Which Books Focus on the Formulation of Differential Equations?

[avarmaavarma]

I have seen a few articles outlining the 'derivation' of certain differential equations - e.g. Heat flow equation, vibrating string wave equation etc.

Does this correctly fall under 'mathematical modeling of physical phenomenon?

Can anyone recommend a book that deals primarily with such derivations - I.e. The original formulation of the DE or the PDE - not so much the solutions of the equations.

Any mathematical publications ( magazines) that are relevant would also be appreciated.

Thanks

 

[SteamKing]

I have seen a few articles outlining the 'derivation' of certain differential equations - e.g. Heat flow equation, vibrating string wave equation etc.

Does this correctly fall under 'mathematical modeling of physical phenomenon?

Can anyone recommend a book that deals primarily with such derivations - I.e. The original formulation of the DE or the PDE - not so much the solutions of the equations.

Any mathematical publications ( magazines) that are relevant would also be appreciated.

Thanks

It depends on what you're looking for. Most texts discussing heat flow or vibration, for example, contain derivations of the basic equations governing such phenomena from first principles. If you are interested in a particular topic, you can usually find an article by doing a web search. If you are looking for a text which covers a variety of topics, most physics texts, at least the ones which are calculus-based, have the derivation of the basic equations.

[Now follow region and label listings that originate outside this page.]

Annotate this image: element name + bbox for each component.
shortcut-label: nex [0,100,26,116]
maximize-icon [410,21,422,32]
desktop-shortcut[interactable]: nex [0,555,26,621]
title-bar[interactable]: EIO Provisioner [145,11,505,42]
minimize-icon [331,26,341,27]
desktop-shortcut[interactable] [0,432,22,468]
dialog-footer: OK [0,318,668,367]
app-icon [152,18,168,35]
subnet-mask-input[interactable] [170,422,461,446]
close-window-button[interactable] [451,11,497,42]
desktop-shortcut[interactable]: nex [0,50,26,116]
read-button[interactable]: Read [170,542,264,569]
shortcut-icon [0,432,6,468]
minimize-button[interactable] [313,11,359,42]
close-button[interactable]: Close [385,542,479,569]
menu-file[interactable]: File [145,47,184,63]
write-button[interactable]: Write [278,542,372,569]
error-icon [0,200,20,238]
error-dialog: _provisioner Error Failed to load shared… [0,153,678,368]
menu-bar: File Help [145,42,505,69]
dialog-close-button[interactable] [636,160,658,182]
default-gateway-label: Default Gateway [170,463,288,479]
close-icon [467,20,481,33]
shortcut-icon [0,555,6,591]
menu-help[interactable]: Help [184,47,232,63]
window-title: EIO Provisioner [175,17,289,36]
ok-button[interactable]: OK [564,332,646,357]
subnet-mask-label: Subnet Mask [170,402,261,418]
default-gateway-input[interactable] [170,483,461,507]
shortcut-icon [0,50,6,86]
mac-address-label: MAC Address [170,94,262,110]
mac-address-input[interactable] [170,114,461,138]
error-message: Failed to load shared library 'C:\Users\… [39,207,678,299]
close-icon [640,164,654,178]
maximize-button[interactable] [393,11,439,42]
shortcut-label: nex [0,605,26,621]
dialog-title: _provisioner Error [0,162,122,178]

You need to find an academic text, rather than one which is geared to a general reading audience and which contains minimal mathematics.

 

[avarmaavarma]

Thanks. I do have such academic texts - and am able to find bits and pieces here and there. However, the closest thing I got to what I was looking for was -'Mathematical modeling techniques' a dover text. Am still curious to see if other books deal with this topic singlepointedly...thanks

 

[bigfooted]

Partial differential equations by Walter Strauss treats the mathematics of PDE's and also derives the PDE's from basic principles (It takes him less then half a page each). The vibrating string, and heat conduction are derived in chapter 1. He then spends half of the book explaining how to solve these equations for different boundary conditions.
Most PDE's are derived in the introduction chapter of a book dealing only with that specific equation, e.g. the navier stokes equation in a book on fluid dynamics, or the Schrödinger equation in a quantum mechanics book. Like SteamKing said, it depends on what you're looking for.